Prince Fumihito has adopted a strict stance over the postponement of his daughter Princess Mako's marriage with university boyfriend Kei Komuro, asking Komuro's family to resolve outstanding financial issues if they want the wedding to go ahead.
"If the two still have feelings for marriage, there should be responses accordingly," Prince Fumihito, the younger son of Emperor Akihito, said at a press conference held before his 53rd birthday Friday.
The Komuro side "needs to clear the issue," Prince Fumihito said of the financial dispute hanging over the family, asking them to make their explanations publicly.
"If (their marriage) cannot be celebrated by many people, we cannot hold the betrothal ceremony of "Nosai no Gi," which was originally scheduled to take place on March 4, this year.
In September 2017, the couple announced their engagement after receiving the emperor's blessing and said their wedding would take place on Nov. 4, 2018.
But the Imperial Household Agency said in February the couple would push back the schedule until 2020, with the princess saying through the agency she "came to recognize the lack of time to make sufficient preparations."
The abrupt postponement followed a string of reports that Komuro's mother is involved in a dispute over money, including her son's educational expenses, which her former fiance shouldered.
Meanwhile, Komuro, a paralegal at a Tokyo law firm, started a three-year course at Fordham University's law school in New York from August, aiming to pass the state's bar examination.
As to how the princess is faring in the light of developments, Prince Fumihito only said, "I don't know as I have not had much chance to talk her recently."
His wife, Princess Kiko said at the same press conference, "From the end of last year, as the temperature started to fall, there have been more cases where my eldest daughter did not feel well."
"But despite such circumstances, my daughter has worked hard to fulfil the assignments given to her," she said. "I would like to continue to watch over her carefully."
The financial issues involving the Komuros first surfaced in a weekly magazine report in December last year.
According to the former fiance of Komuro's mother, he lent her a total of some 4 million yen ($35,000) for her son's education and to cover his living costs between 2010 and 2012, the period when they were engaged.
After they broke off the engagement, the former fiance asked the mother to pay back the loan, but the Komuro side claimed the money had been donated, according to a source close to the matter.

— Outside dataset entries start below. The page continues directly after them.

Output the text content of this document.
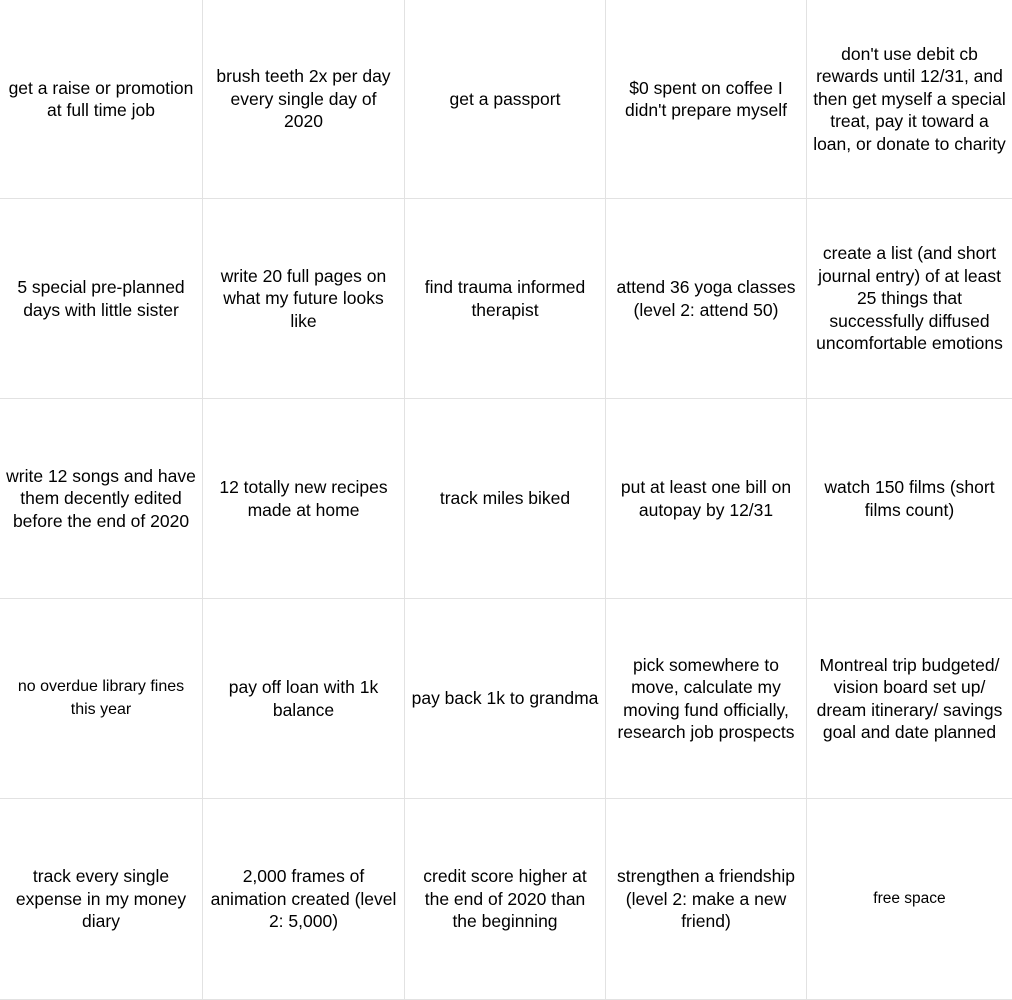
get a raise or promotion at full time job
brush teeth 2x per day every single day of 2020
get a passport
$0 spent on coffee I didn't prepare myself
don't use debit cb rewards until 12/31, and then get myself a special treat, pay it toward a loan, or donate to charity
5 special pre-planned days with little sister
write 20 full pages on what my future looks like
find trauma informed therapist
attend 36 yoga classes (level 2: attend 50)
create a list (and short journal entry) of at least 25 things that successfully diffused uncomfortable emotions
write 12 songs and have them decently edited before the end of 2020
12 totally new recipes made at home
track miles biked
put at least one bill on autopay by 12/31
watch 150 films (short films count)
no overdue library fines this year
pay off loan with 1k balance
pay back 1k to grandma
pick somewhere to move, calculate my moving fund officially, research job prospects
Montreal trip budgeted/ vision board set up/ dream itinerary/ savings goal and date planned
track every single expense in my money diary
2,000 frames of animation created (level 2: 5,000)
credit score higher at the end of 2020 than the beginning
strengthen a friendship (level 2: make a new friend)
free space
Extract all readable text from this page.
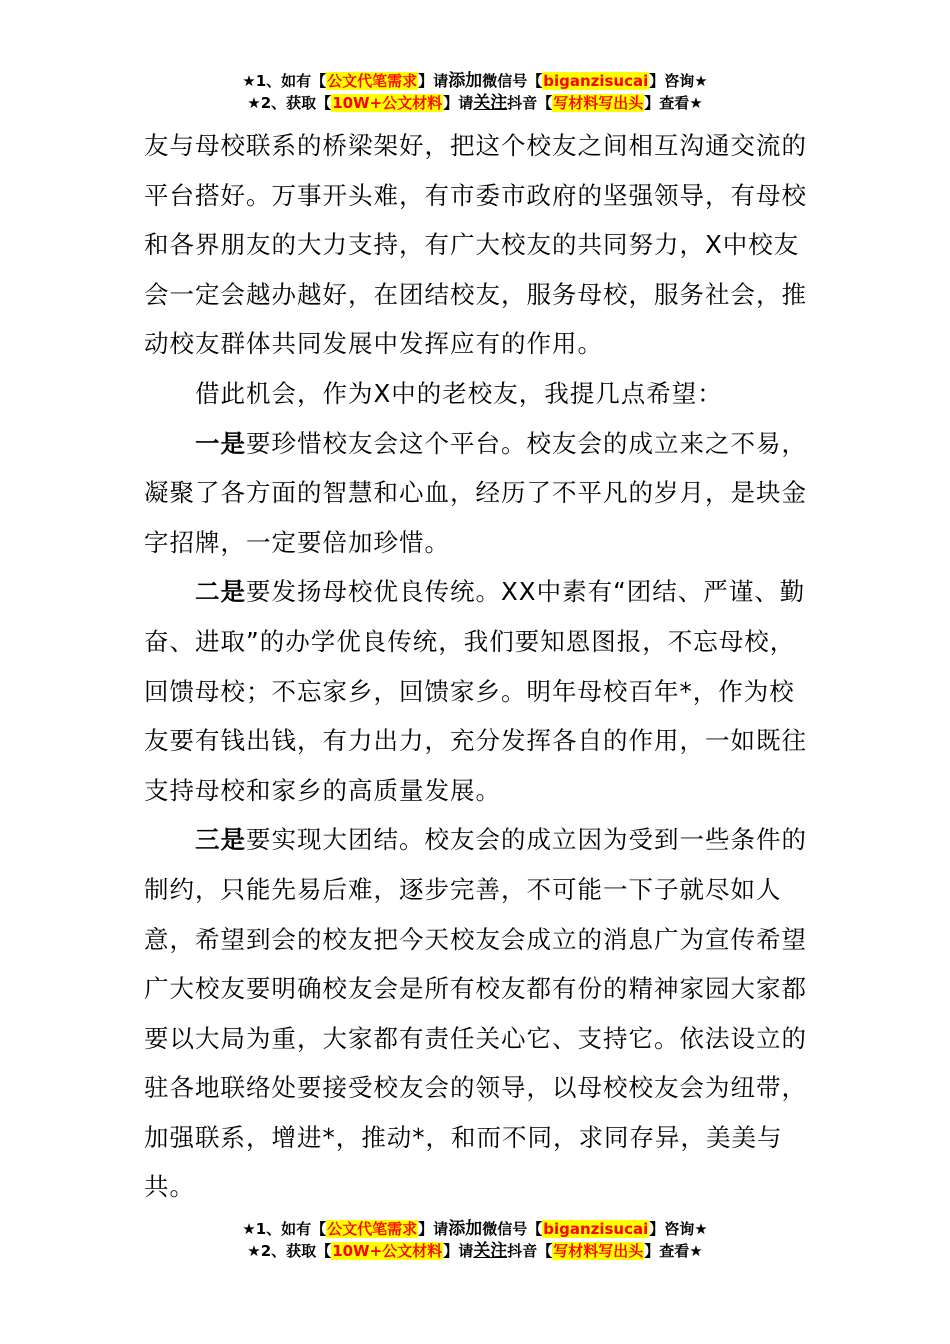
★1、如有【公文代笔需求】请添加微信号【biganzisucai】咨询★
★2、获取【10W+公文材料】请关注抖音【写材料写出头】查看★

友与母校联系的桥梁架好，把这个校友之间相互沟通交流的平台搭好。万事开头难，有市委市政府的坚强领导，有母校和各界朋友的大力支持，有广大校友的共同努力，X中校友会一定会越办越好，在团结校友，服务母校，服务社会，推动校友群体共同发展中发挥应有的作用。

借此机会，作为X中的老校友，我提几点希望：

一是要珍惜校友会这个平台。校友会的成立来之不易，凝聚了各方面的智慧和心血，经历了不平凡的岁月，是块金字招牌，一定要倍加珍惜。

二是要发扬母校优良传统。XX中素有“团结、严谨、勤奋、进取”的办学优良传统，我们要知恩图报，不忘母校，回馈母校；不忘家乡，回馈家乡。明年母校百年*，作为校友要有钱出钱，有力出力，充分发挥各自的作用，一如既往支持母校和家乡的高质量发展。

三是要实现大团结。校友会的成立因为受到一些条件的制约，只能先易后难，逐步完善，不可能一下子就尽如人意，希望到会的校友把今天校友会成立的消息广为宣传希望广大校友要明确校友会是所有校友都有份的精神家园大家都要以大局为重，大家都有责任关心它、支持它。依法设立的驻各地联络处要接受校友会的领导，以母校校友会为纽带，加强联系，增进*，推动*，和而不同，求同存异，美美与共。

★1、如有【公文代笔需求】请添加微信号【biganzisucai】咨询★
★2、获取【10W+公文材料】请关注抖音【写材料写出头】查看★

The Komuro family made a similar explanation to the princess' family, who were not notified beforehand of what was reported as a "debt problem," the source said.
In addition to demanding that the Komuros resolve the matter and issue a public explanation, they have also asked Komuro to present a life plan, including the career he intends to build beyond his current job as a paralegal at the Tokyo law firm, as a condition for his formal engagement and marriage with Princess Mako, the source said.
Following the request, conveyed between late 2017 and early this year, Komuro decided to attend the law school in New York, the source said.
Komuro and Princess Mako met in 2012 as students at International Christian University in Tokyo and soon began dating.